Fairfax becomes intrigued by the manner of Lacey’s death — and by the lady of the manor, the widowed Lady Durston. He learns that Lacey had a fascination for excavating relics of the past, and for reading heretical texts. He becomes drawn into the mystery of how and why Lacey died. He knows this could place him at odds with the teachings of the church, but still he begins to conspire with Lady Durston and others who he believes are sympathetic.
However, all is not quite as it seems in this village. There are odd anomalies. At first you wonder if the copy editor briefly dozed off, but then you understand what Harris is doing.

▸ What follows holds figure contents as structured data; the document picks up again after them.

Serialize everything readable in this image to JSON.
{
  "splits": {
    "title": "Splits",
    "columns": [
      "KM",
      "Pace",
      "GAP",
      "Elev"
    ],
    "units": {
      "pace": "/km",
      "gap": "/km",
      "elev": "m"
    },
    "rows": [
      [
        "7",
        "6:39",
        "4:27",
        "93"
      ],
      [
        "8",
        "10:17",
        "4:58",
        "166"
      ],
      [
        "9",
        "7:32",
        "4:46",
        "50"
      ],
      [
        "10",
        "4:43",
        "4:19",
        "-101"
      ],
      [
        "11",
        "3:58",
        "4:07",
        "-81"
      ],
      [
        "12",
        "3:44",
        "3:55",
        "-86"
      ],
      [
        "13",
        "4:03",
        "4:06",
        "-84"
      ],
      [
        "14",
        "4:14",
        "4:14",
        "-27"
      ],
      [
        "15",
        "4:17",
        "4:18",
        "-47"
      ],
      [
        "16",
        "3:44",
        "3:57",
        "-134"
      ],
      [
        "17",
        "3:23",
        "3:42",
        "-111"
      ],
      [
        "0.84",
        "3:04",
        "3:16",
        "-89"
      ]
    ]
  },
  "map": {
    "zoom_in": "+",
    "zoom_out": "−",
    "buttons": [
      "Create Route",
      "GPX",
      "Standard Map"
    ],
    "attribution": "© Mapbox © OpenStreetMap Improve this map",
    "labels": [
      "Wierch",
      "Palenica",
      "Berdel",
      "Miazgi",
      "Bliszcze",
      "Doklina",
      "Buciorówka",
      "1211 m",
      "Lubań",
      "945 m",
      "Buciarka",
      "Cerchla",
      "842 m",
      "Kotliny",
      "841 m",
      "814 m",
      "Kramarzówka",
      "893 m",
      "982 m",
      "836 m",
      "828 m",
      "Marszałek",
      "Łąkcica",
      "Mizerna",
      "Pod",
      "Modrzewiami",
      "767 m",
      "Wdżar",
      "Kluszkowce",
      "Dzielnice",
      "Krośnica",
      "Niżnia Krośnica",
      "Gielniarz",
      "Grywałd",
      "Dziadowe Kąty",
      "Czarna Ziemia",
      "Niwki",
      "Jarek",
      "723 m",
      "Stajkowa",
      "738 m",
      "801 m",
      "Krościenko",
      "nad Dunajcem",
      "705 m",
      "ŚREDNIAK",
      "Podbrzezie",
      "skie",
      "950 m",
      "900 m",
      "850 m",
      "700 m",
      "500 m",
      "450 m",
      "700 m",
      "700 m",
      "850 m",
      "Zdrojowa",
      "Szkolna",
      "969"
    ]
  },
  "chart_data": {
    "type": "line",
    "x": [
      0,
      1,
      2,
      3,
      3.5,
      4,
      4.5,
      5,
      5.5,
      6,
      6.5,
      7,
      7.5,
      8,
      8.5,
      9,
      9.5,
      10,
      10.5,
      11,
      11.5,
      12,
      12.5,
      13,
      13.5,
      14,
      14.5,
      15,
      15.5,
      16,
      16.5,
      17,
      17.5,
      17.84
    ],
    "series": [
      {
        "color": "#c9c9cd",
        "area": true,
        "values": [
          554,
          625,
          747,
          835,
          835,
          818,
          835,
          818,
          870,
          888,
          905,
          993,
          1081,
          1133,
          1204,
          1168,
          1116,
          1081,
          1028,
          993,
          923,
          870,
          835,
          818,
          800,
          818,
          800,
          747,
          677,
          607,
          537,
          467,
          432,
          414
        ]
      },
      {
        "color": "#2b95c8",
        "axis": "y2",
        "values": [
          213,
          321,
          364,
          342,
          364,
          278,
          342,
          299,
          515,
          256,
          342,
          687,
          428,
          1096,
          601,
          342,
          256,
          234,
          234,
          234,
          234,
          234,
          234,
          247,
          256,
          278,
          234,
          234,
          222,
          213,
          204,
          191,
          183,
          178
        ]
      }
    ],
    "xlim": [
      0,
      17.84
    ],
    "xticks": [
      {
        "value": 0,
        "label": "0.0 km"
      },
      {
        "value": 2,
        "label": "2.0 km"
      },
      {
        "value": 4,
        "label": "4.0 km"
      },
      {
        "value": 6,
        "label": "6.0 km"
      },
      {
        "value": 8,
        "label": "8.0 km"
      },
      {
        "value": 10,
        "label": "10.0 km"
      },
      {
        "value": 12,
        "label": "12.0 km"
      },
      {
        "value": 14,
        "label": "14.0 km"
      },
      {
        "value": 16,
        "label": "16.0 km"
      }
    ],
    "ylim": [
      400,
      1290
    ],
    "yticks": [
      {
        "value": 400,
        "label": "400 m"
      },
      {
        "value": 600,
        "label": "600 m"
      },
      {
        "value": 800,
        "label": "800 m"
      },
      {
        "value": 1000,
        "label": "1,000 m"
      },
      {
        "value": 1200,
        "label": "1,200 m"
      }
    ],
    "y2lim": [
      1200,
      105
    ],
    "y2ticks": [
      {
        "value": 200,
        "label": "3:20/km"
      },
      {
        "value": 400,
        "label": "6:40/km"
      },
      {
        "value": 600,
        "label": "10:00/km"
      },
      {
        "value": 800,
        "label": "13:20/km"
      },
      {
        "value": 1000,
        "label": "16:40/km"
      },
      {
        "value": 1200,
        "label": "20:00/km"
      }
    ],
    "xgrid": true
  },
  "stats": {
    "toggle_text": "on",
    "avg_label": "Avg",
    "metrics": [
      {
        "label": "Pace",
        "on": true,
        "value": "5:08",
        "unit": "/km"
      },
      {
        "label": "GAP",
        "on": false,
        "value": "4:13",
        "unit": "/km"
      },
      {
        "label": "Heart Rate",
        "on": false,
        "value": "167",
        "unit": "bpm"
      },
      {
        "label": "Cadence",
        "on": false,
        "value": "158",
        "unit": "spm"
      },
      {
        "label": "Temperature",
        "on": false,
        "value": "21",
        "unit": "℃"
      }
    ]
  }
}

Harris has form for playing with our assumptions, from the counterfactual Fatherland, which imagines a post-war UK where Hitler won the war, to this much misunderstood satirical tweet
Typical remoaning. Did we need Honda component parts at Agincourt or Crecy? https://t.co/d7prkH7OfE
— Robert Harris (@Robert___Harris) November 14, 2017
There are some thought-provoking ideas in The Second Sleep. For me, though, the story doesn’t have the thrills or the pace you normally expect from Harris. Perhaps this is because of the setting. There is a nice twist in the end but you have to travel at the pace of a horse to get there.
I received a copy of The Second Sleep from the publisher via Netgalley.